New York, Jan 8 An entrepreneur team from the Indian Institute of Technology, Madras has won the NYC Next Idea 2009-2010, an inaugural global business plan competition launched by New York City last year.

City Mayor Michael R. Bloomberg Thursday announced the winner of the competition in which teams from ten leading international business and engineering schools in Europe, Asia and Latin America participated with teams from India, Spain and France making the finals.

Selected by a panel of judges from New York City's venture capital community, the winning team, Greenext Technology Solutions will receive a $20,000 cash prize.

The IIT team of Aashish Dattani, Sriram Kalyanaraman and Vinayshankar Kulkarni has devised a new system to allow utility companies and energy producers to store and distribute energy through remote sites across the five boroughs safely and efficiently.

"Cities around the world hope to be a place of innovation where entrepreneurs want to go to launch businesses," said Bloomberg announcing the winner at Columbia Business School. "New York City doesn't have to hope, we are that place."

"But it's not enough to be a place entrepreneurs want to go; we also have to make sure our city and our country is a place they can go," he said.

"That's why we are committed to working with the Obama Administration to pursue sensible immigration reform," the mayor said alluding to the difficulties the finalists may face in getting a US visa.

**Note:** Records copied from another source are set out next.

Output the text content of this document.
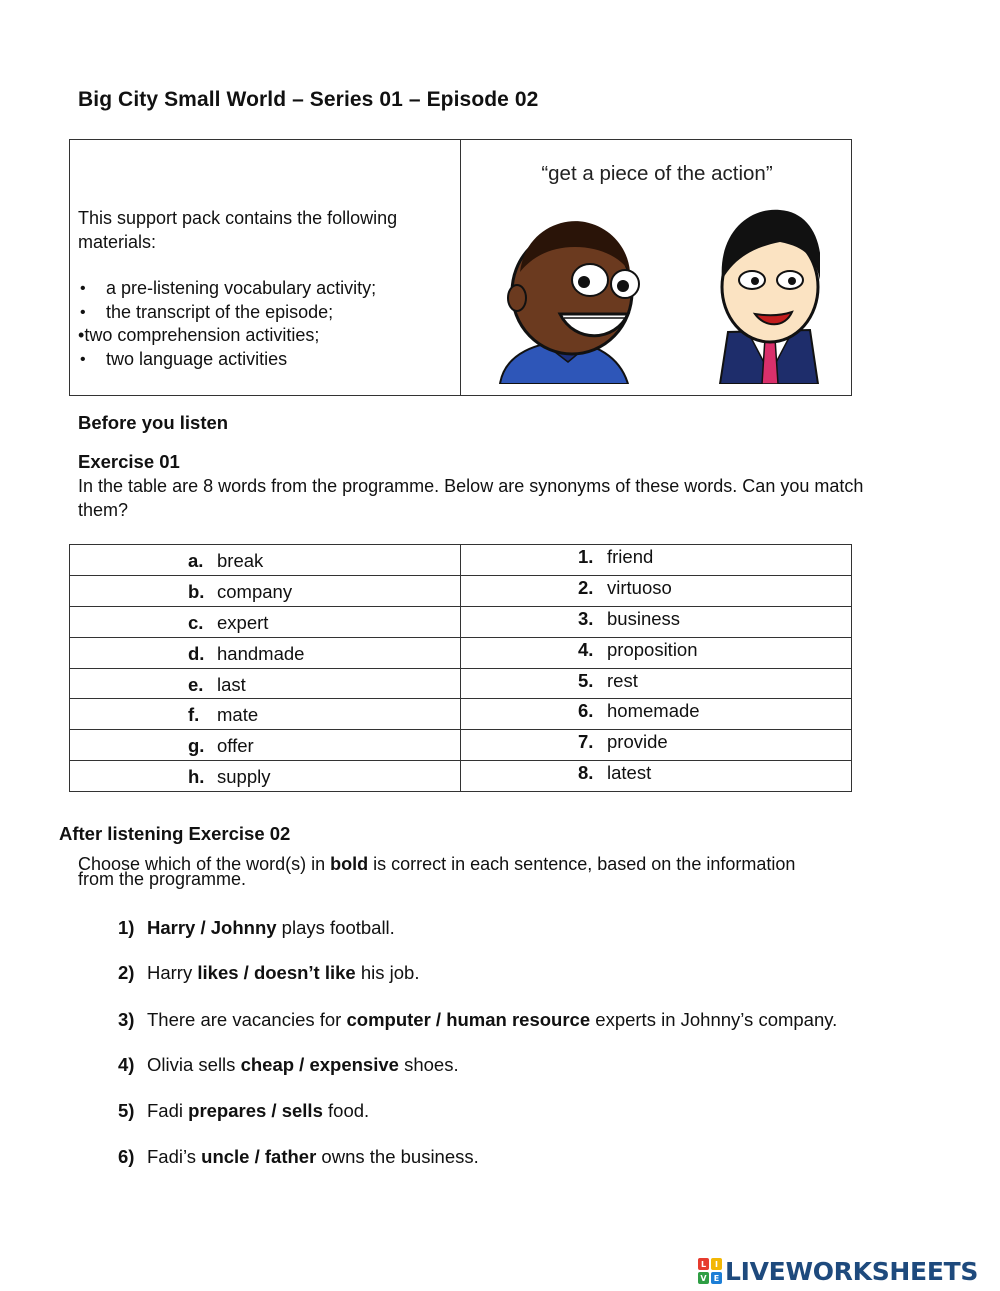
Big City Small World – Series 01 – Episode 02
This support pack contains the following materials:
• a pre-listening vocabulary activity;
• the transcript of the episode;
•two comprehension activities;
• two language activities
“get a piece of the action”
Before you listen
Exercise 01
In the table are 8 words from the programme. Below are synonyms of these words. Can you match them?
a. break	1. friend
b. company	2. virtuoso
c. expert	3. business
d. handmade	4. proposition
e. last	5. rest
f. mate	6. homemade
g. offer	7. provide
h. supply	8. latest
After listening Exercise 02
Choose which of the word(s) in bold is correct in each sentence, based on the information
from the programme.
1) Harry / Johnny plays football.
2) Harry likes / doesn’t like his job.
3) There are vacancies for computer / human resource experts in Johnny’s company.
4) Olivia sells cheap / expensive shoes.
5) Fadi prepares / sells food.
6) Fadi’s uncle / father owns the business.
L I
V E LIVEWORKSHEETS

"No one can say for sure whether the finalists' ideas will translate into successful job-creating businesses," Bloomberg said. "What a shame, though, if they and countless others are denied the opportunity even to try."

Greenext Technology Solutions is a clean-technology proposal that is pioneering specialised software and hardware solutions to utility companies, renewable energy producers, energy storage manufacturers, and energy traders.

Their product, XEstor, serves as a common interface to store energy from any source across New York City into large battery storage sites. The product communicates with the electric grid and combines real-time consumer demand information with current energy prices to charge or discharge electricity into the grid.

This flexible mechanism to produce or store energy based on demand can act as a backup power source to bridge supply gaps and maintain the grid's reliability through ancillary services such as regulation and emergency response.